By 2020, the dream remained largely that. World models worked for simple domains, video games, basic physics simulations, but broke down when confronted with the complexity of the real world. Building a model that could accurately predict everything that might happen in a kitchen was, as one researcher put it, “as hard as building a perfect kitchen simulator, which is as hard as understanding everything about kitchens.”
The dream of world models would not die. It would return, years later, as a central ambition of the foundation model era. But in 2020, it was still waiting for its moment.
The Unexpected Key
Then a strange thing happened. A technology developed for a completely different purpose turned out to solve part of the problem, though not the part the previous section described.
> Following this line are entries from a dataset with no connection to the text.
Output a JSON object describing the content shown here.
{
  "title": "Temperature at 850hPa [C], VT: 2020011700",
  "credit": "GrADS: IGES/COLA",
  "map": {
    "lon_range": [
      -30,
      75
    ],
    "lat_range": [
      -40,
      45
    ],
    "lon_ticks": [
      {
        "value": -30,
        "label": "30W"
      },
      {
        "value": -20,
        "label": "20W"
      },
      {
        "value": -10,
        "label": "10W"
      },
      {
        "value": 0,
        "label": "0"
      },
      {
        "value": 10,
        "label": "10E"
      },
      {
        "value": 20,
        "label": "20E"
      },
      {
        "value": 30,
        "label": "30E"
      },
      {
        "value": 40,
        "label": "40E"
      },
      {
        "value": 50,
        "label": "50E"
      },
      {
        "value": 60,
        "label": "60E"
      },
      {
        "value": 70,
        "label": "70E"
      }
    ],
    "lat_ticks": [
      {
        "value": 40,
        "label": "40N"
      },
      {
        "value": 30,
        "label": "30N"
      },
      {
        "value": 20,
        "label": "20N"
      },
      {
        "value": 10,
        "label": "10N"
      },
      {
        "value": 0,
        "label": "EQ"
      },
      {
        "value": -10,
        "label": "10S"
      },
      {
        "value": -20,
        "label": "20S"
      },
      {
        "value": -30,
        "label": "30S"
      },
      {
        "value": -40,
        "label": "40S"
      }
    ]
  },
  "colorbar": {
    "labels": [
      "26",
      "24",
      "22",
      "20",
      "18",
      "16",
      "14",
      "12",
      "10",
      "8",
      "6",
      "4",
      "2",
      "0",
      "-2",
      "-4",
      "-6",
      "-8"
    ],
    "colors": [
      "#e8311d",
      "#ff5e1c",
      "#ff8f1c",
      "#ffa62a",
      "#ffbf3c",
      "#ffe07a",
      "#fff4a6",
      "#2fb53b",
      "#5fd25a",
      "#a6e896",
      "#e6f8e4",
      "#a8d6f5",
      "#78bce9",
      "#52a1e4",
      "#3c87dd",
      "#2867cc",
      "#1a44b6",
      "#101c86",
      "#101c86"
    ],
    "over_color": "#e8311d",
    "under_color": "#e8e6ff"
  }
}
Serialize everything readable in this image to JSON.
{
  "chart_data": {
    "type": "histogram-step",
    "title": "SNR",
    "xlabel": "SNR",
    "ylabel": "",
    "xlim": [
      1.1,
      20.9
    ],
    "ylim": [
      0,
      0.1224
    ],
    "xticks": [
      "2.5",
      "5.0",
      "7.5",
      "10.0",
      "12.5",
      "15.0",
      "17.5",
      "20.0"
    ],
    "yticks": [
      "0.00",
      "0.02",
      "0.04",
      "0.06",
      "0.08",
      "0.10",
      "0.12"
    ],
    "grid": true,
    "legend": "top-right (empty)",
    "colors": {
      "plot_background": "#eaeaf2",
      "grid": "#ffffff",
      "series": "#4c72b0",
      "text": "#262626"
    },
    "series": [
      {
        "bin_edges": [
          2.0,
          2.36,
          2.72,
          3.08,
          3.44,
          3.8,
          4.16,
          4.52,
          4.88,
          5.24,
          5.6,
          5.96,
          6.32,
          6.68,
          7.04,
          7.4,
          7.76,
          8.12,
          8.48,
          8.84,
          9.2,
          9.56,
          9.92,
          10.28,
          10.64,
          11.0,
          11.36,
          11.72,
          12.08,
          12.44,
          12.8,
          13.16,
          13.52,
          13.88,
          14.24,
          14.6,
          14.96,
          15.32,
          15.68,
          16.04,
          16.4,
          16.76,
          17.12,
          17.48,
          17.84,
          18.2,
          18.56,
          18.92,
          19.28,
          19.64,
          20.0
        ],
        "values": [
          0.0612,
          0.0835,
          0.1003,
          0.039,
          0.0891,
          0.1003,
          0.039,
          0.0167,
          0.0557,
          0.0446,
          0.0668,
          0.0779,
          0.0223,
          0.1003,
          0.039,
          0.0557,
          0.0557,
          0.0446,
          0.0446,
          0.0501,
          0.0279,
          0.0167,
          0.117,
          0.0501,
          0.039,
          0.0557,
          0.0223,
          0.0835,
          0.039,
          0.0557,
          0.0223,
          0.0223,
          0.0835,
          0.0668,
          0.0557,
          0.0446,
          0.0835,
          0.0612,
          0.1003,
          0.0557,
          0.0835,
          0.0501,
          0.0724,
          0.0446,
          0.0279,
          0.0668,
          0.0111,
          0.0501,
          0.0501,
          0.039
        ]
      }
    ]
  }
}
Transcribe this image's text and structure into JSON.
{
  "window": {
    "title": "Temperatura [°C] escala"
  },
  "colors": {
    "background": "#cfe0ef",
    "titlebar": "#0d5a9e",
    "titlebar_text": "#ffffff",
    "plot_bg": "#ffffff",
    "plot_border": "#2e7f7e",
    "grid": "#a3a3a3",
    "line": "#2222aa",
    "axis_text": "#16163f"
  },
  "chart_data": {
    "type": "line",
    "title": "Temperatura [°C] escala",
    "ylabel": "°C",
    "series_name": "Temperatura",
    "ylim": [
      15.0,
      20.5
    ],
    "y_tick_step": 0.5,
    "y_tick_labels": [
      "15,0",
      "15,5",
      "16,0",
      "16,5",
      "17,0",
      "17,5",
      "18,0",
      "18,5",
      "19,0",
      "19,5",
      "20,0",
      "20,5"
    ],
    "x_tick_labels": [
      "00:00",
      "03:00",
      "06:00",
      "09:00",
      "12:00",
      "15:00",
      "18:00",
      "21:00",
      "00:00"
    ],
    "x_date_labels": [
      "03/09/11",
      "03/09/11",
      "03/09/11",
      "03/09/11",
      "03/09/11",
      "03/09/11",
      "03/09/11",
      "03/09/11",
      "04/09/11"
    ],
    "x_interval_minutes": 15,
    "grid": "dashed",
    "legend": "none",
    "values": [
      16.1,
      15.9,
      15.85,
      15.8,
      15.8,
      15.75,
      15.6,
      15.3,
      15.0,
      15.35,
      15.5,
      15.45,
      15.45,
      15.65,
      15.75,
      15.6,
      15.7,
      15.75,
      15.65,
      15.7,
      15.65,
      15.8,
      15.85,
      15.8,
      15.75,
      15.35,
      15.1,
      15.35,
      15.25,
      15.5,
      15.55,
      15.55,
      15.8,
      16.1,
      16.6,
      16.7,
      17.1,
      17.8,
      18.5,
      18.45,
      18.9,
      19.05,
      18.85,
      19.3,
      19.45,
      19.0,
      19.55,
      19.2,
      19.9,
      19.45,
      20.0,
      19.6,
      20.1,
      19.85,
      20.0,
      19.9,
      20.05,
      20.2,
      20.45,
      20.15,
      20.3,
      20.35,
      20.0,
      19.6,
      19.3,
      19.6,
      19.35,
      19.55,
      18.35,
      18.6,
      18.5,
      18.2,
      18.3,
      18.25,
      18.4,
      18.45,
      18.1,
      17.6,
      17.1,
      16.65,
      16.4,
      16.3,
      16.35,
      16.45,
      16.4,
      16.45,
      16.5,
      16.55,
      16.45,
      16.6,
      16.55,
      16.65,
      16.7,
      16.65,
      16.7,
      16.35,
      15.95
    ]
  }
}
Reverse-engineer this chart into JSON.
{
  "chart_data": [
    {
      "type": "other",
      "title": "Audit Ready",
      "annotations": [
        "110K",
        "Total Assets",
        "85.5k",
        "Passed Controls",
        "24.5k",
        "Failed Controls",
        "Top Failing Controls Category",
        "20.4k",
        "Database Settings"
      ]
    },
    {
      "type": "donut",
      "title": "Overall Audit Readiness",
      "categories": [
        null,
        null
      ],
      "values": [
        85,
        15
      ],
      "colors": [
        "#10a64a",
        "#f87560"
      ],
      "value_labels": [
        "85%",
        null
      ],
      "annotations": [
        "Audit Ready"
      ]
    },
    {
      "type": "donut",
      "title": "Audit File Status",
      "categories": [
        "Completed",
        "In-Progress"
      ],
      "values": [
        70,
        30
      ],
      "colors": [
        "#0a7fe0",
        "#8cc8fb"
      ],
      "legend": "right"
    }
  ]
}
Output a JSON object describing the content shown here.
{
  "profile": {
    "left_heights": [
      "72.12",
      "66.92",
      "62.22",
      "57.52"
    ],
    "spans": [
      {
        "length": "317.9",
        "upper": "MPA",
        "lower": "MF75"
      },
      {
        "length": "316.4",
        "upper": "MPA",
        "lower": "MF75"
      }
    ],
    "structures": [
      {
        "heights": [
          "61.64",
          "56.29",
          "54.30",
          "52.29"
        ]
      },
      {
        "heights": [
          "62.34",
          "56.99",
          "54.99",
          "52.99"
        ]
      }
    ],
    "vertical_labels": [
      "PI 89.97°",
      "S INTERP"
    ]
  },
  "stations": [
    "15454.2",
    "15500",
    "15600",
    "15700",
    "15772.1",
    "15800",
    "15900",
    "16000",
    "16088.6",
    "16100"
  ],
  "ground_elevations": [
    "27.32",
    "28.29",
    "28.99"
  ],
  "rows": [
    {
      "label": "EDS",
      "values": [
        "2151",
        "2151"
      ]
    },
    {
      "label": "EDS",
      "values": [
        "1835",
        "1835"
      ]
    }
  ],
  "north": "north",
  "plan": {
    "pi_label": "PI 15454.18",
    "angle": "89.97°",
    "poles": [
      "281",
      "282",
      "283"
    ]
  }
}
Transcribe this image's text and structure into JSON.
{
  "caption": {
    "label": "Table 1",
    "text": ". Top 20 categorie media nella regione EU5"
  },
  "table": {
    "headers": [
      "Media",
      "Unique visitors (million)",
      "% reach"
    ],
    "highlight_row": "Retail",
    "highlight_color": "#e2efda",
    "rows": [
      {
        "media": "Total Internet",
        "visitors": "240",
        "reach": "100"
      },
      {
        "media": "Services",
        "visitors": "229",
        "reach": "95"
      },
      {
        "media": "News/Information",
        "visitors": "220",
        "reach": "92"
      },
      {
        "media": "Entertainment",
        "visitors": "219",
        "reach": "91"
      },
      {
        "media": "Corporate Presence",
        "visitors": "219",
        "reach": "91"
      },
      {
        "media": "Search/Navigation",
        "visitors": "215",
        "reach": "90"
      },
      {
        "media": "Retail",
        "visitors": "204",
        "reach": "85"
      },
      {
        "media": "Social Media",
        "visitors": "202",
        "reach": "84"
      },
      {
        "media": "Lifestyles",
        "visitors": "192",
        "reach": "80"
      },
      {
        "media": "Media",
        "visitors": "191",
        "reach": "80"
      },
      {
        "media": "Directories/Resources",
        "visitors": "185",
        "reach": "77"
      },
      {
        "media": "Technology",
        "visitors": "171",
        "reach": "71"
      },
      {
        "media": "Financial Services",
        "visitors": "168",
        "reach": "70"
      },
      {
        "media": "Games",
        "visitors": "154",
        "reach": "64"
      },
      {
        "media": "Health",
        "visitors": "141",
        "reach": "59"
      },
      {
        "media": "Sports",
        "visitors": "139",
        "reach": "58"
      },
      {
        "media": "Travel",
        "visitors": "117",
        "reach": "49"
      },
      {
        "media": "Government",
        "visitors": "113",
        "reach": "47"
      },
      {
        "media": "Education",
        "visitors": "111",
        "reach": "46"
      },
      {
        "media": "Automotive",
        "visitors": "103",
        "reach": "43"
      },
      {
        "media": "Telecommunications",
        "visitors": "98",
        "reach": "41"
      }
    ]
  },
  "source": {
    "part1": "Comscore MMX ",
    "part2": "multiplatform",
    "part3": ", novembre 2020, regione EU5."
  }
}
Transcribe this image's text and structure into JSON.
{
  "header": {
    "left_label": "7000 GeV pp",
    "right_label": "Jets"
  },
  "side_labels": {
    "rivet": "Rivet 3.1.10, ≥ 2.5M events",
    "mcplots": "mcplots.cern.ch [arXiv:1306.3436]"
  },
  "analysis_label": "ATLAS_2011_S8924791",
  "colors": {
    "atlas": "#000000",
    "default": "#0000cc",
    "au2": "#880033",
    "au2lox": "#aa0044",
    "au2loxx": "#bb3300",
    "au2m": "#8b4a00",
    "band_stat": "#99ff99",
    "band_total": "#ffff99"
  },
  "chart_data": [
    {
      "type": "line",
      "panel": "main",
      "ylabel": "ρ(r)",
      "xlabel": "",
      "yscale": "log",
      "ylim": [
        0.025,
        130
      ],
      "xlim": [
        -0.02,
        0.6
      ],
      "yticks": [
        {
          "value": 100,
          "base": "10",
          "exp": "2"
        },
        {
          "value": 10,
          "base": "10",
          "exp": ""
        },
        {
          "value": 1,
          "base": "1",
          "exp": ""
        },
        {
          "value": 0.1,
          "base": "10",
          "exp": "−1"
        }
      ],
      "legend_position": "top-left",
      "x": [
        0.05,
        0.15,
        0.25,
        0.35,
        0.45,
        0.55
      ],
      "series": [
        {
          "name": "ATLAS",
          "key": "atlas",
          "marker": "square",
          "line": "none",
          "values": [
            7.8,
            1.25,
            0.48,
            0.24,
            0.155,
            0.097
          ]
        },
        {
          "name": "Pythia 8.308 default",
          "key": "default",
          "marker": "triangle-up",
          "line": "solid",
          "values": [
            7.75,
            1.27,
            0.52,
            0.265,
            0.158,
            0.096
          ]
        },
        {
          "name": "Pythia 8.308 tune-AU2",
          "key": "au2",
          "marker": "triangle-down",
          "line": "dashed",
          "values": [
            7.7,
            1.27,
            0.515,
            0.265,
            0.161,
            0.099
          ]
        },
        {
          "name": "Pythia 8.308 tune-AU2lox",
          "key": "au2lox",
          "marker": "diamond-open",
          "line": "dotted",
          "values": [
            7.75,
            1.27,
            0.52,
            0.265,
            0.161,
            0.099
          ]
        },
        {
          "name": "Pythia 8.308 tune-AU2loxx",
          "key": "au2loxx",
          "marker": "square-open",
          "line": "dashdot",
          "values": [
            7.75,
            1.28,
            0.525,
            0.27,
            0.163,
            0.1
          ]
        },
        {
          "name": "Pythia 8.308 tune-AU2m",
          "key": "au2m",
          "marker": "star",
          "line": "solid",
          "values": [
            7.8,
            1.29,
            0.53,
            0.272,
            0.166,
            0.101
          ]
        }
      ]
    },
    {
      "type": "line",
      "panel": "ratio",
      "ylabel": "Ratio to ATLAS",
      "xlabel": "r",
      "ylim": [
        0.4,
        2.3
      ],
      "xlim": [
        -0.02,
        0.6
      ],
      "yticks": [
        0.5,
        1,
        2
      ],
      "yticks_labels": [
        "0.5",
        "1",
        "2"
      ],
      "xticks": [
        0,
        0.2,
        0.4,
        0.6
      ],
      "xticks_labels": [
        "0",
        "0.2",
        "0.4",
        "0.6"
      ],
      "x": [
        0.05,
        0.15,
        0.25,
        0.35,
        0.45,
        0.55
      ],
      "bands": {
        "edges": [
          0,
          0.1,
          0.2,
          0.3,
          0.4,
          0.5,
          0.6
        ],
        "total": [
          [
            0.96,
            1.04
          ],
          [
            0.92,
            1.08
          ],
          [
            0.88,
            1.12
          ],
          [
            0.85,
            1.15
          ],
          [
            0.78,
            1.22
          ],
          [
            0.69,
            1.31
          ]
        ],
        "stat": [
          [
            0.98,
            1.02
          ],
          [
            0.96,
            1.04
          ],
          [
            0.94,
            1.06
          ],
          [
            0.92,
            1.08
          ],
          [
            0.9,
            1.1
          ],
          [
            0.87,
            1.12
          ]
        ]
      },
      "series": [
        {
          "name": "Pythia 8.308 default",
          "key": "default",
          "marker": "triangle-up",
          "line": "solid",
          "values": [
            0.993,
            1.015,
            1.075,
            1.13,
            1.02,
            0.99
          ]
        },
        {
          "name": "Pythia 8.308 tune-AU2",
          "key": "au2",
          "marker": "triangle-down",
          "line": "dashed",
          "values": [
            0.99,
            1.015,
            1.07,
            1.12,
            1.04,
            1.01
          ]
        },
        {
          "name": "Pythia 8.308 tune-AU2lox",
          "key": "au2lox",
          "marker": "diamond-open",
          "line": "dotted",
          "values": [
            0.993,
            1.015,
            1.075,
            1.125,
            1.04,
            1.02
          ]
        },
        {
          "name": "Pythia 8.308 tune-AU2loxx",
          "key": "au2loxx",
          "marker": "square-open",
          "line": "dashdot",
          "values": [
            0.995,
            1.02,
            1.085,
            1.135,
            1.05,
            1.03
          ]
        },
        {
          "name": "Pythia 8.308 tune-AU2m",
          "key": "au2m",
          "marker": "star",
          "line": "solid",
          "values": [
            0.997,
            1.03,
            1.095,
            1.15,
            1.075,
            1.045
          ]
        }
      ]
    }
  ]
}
Large language models, trained on nothing but text, had somehow absorbed common sense. They knew that spills need sponges, that screwdrivers fix screws, that “I’m tired” means someone might want coffee. This was not a world model. It was not physical understanding. But it was something roboticists had been trying to hand-code for decades, and it turned out to be the key that unlocked the next phase of the field.
Notes & Further Reading
On Richard Sutton and the history of reinforcement learning: Sutton and Barto’s Reinforcement Learning: An Introduction (2nd edition, 2018) is the definitive textbook and a chronicle of the field’s development. Sutton’s “The Bitter Lesson” essay (2019) captures his hard-won perspective on what works in AI.
On DeepMind and DQN: Mnih et al.’s “Playing Atari with Deep Reinforcement Learning” (2013) launched the deep RL revolution. The documentary AlphaGo (2017) tells the story of the Go match with remarkable access.
On the Rubik’s cube project: OpenAI’s technical reports “Learning Dexterous In-Hand Manipulation” (2018) and “Solving Rubik’s Cube with a Robot Hand” (2019) provide details. The blog posts accompanying each paper are more accessible. Note that the robot was given the solution sequence by a standard algorithm. The challenge was physical manipulation, not puzzle-solving.
On the soccer robots: DeepMind’s “From Motor Control to Team Play in Simulated Humanoid Football” (Liu et al., 2022) describes the technical approach. The accompanying videos are worth watching for entertainment value alone.
On world models: David Ha and Jürgen Schmidhuber’s “World Models” (2018) introduced the concept to a broad audience. Hafner et al.’s Dreamer series (2019-2023) demonstrated that learned world models could achieve competitive performance on benchmark tasks. LeCun’s “A Path Towards Autonomous Machine Intelligence” (2022) presents an influential vision for how world models might develop.
On the limits of reinforcement learning: Russell’s Human Compatible (2019) discusses the reward specification problem and its implications. Amodei et al.’s “Concrete Problems in AI Safety” (2016) catalogs the challenges of specifying what we actually want.